CSR has a variety of projects in addition to their criminal justice work, including some focused on healthcare. Late last year their New Politics of Care project used an interactive map to highlight existing areas of health care needs. They proposed a New Deal for Public Health, with a million new community health workers deployed around the country based on the identified needs.

Somehow the Community Health Corps didn’t make it into the Biden infrastructure proposal. Perhaps no one in the Administration has seen the map.

Data visualization is nothing new for healthcare. The CDC has an Interactive Atlas of Heart Disease and Stroke, the Dartmouth Atlas has been highlighting healthcare variations for close to thirty years, and, more recently, the Johns Hopkins Coronarvirus Resource Center has been tracking what’s been happening in the pandemic.

Still, if anyone is tracking where healthcare’s “million dollar blocks” are, I’d like to hear about it.

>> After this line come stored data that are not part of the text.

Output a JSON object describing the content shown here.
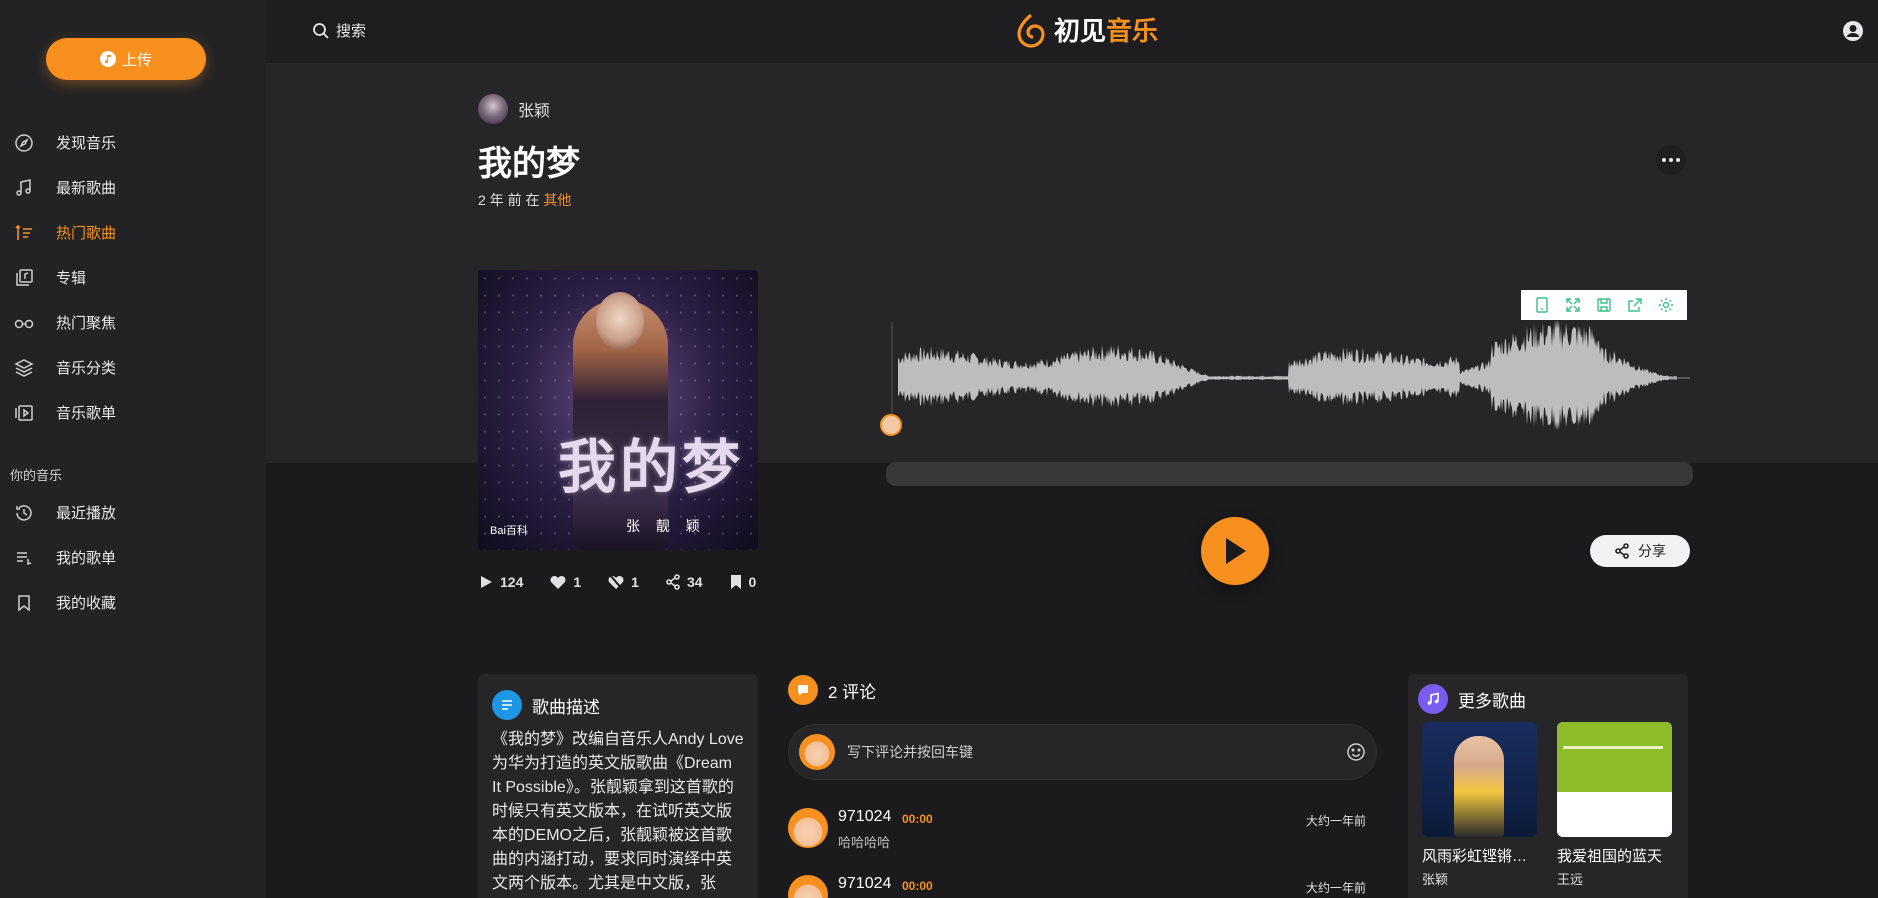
{
  "app": {
    "logo_part1": "初见",
    "logo_part2": "音乐"
  },
  "colors": {
    "accent": "#f7901e",
    "bg": "#1b1b1d",
    "sidebar": "#232325"
  },
  "sidebar": {
    "upload_label": "上传",
    "items": [
      {
        "label": "发现音乐",
        "icon": "compass-icon"
      },
      {
        "label": "最新歌曲",
        "icon": "music-note-icon"
      },
      {
        "label": "热门歌曲",
        "icon": "sort-icon",
        "active": true
      },
      {
        "label": "专辑",
        "icon": "album-icon"
      },
      {
        "label": "热门聚焦",
        "icon": "glasses-icon"
      },
      {
        "label": "音乐分类",
        "icon": "layers-icon"
      },
      {
        "label": "音乐歌单",
        "icon": "playlist-icon"
      }
    ],
    "section_label": "你的音乐",
    "my_items": [
      {
        "label": "最近播放",
        "icon": "history-icon"
      },
      {
        "label": "我的歌单",
        "icon": "list-icon"
      },
      {
        "label": "我的收藏",
        "icon": "bookmark-icon"
      }
    ]
  },
  "topbar": {
    "search_label": "搜索"
  },
  "song": {
    "artist": "张颖",
    "title": "我的梦",
    "meta_prefix": "2 年 前 在",
    "category": "其他",
    "cover_text": "我的梦",
    "cover_artist": "张 靓 颖",
    "cover_brand": "Bai百科",
    "stats": {
      "plays": "124",
      "likes": "1",
      "dislikes": "1",
      "shares": "34",
      "bookmarks": "0"
    },
    "share_label": "分享"
  },
  "description": {
    "title": "歌曲描述",
    "text": "《我的梦》改编自音乐人Andy Love为华为打造的英文版歌曲《Dream It Possible》。张靓颖拿到这首歌的时候只有英文版本，在试听英文版本的DEMO之后，张靓颖被这首歌曲的内涵打动，要求同时演绎中英文两个版本。尤其是中文版，张"
  },
  "comments": {
    "count_label": "2 评论",
    "placeholder": "写下评论并按回车键",
    "items": [
      {
        "name": "971024",
        "time": "00:00",
        "text": "哈哈哈哈",
        "date": "大约一年前"
      },
      {
        "name": "971024",
        "time": "00:00",
        "text": "",
        "date": "大约一年前"
      }
    ]
  },
  "more_songs": {
    "title": "更多歌曲",
    "items": [
      {
        "title": "风雨彩虹铿锵玫瑰",
        "artist": "张颖"
      },
      {
        "title": "我爱祖国的蓝天",
        "artist": "王远"
      }
    ]
  }
}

We know — or think we know — that there are underserved communities where too many people end up in the emergency room. We know that there are communities in which maternal and infant mortality/morbidity are much worse.

But do we know where these are concentrated, or do we know how much we’re spending on the results of them? No.

I want to know in which communities the hospitals are the predominant healthcare institution. I want to know what communities are falling behind on preventive screenings and vaccinations. I want to know which communities have suspiciously low healthcare spending, and whether that is a function of better health or lack of healthcare resources.

I want to see the interactive data visualizations for these types of issues, and I want smart people acting on them.

If the pandemic has highlighted anything, it’s that our public health system is woefully inadequate. It doesn’t have the right resources and doesn’t have the right data, collected and acted upon at the right time.

Healthcare generates scads of data, but not the right data, timely, aggregated across all payors for all kinds of services, and we certainly don’t have anyone in a position to really use it to manage.

The “million dollar block” concept highlights the fact that we’re good at spending money, but we’re not very good about how we end up spending it. It emphasizes the rationale of “defund police” movement, and should be applied to healthcare as well (as I’ve discussed before).

I guess we need to see the pictures first.